I have a confession to make. I have never been the best passenger on an airplane. When I took a trip to Seattle at the age of 5 a bad takeoff in Indianapolis scared the crap out of me, and I have been affected ever since. I travel enough that most of the time I am fine, but after a takeoff from Denver last year in a thunderstorm basically drenched me with terror sweat I can tell it is still there. The events of US Airways Flight 1549 would be enough to make me never get on a plane again.

It is also what sets Captain Sully apart from other men, and even at a higher badass level than your average fighter pilot. We all know the basic story: A bird strike as he was taking off from Laguardia caused both engines to fail. At this point, I probably would have panicked, gotten on the plane's PA, and told the passengers to, "light ‘em up because we're going down." I might have even pulled a Steven Slater and grabbed a beer or two from the beverage cart. Sully never even broke a sweat.

Despite the lack of thrust, a major necessity when it comes to keeping a plane in the air, he managed to have a controlled, level decent and belly-landing in the Hudson River. I am sure his experience as a glider pilot with the Air Force was essential to this, and may have even kept all 155 people on board alive. Here is video of Sully describing the landing:

The man deserves a standing ovation for what he did. Once the plane had stopped, everyone was able to calmly (as possible) evacuate the plane and Sully even walked up and down the aisles twice to make sure everyone was off. Local commercial vessels helped rescue the passengers before the boat sank or hypothermia (in the 36 degree water) sat in. All 155 people on board survived and there were only five serious injuries.

Sully since then

The video above explains it all. The man is a hero. The NTSB has labeled it as the most successful ditching in aviation history.

Naturally, Sully has been lauded over the past 20 months as the hero he deserves to be. What impresses me the most is his calm demeanor and his willingness to attribute the success to his team on the flight deck and on the plane.

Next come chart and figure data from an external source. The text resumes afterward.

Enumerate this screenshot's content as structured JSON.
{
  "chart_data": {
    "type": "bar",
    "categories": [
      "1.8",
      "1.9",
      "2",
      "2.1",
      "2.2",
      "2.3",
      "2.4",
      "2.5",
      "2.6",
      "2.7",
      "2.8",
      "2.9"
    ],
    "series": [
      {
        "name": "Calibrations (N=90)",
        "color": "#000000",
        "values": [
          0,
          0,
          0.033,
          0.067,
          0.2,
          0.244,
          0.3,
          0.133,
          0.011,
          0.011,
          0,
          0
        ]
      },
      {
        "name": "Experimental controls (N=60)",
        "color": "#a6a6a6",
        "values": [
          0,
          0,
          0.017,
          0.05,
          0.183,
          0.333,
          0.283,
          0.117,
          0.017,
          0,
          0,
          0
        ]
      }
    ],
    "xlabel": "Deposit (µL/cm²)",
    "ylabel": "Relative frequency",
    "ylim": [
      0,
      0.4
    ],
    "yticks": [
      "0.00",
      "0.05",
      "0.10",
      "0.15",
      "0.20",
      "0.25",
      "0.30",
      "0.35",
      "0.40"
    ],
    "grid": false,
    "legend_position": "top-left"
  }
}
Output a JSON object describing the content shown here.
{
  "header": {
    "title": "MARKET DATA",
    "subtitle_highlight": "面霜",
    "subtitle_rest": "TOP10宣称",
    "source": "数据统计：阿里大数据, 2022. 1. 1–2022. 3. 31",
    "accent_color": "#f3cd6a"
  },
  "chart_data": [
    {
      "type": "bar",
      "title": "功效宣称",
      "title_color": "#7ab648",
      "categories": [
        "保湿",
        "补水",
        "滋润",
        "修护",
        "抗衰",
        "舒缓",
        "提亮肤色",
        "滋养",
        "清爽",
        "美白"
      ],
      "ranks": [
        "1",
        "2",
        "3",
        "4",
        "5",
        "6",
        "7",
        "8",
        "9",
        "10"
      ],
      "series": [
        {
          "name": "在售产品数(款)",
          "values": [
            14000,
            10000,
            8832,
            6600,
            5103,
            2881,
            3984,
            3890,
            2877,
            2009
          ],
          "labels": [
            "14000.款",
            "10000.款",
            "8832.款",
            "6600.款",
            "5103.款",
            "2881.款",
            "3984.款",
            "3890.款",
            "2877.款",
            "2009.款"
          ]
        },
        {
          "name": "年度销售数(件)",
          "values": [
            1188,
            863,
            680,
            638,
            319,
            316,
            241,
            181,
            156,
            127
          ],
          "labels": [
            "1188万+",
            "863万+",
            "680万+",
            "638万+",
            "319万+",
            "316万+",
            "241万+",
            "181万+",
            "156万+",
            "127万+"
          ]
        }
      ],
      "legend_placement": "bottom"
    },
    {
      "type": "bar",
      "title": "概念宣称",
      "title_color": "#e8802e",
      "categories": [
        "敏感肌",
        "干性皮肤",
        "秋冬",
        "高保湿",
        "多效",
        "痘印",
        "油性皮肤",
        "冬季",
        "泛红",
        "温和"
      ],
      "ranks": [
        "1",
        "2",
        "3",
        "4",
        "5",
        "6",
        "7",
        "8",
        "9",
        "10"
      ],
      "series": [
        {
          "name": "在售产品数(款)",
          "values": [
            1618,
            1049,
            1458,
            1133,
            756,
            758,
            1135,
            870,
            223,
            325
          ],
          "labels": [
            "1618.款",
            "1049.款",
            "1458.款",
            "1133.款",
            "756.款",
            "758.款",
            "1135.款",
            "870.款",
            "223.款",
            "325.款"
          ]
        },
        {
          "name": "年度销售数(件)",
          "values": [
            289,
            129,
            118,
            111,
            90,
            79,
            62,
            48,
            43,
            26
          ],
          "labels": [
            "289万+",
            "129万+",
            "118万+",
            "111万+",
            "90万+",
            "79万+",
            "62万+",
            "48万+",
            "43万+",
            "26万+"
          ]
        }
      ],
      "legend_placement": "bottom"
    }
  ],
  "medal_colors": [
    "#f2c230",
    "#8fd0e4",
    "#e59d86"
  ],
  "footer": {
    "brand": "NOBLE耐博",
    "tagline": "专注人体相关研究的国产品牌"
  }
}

This plays in perfectly with this weekend. We're going into an atmosphere tomorrow that will have a lot of electricity. Notre Dame fans are ready to see coach Kelly and the excitement for the Irish will be palpable. We're facing a tough situation, but we will only win if we borrow from Sully's attitude.

1. We must stay completely calm

2. The players must rely on their teammates to overcome a difficult situation.

Performing a tricky emergency landing is far more difficult than winning a football game, but the same principles apply. Captain Sully is a badass not because he has performed great feats of strength, but because he has remained in control of his situation. It is a lesson I hope our players carry into tomorrow.

I am ready, guys. Go tear it up tomorrow. Every Purdue fan believes in you.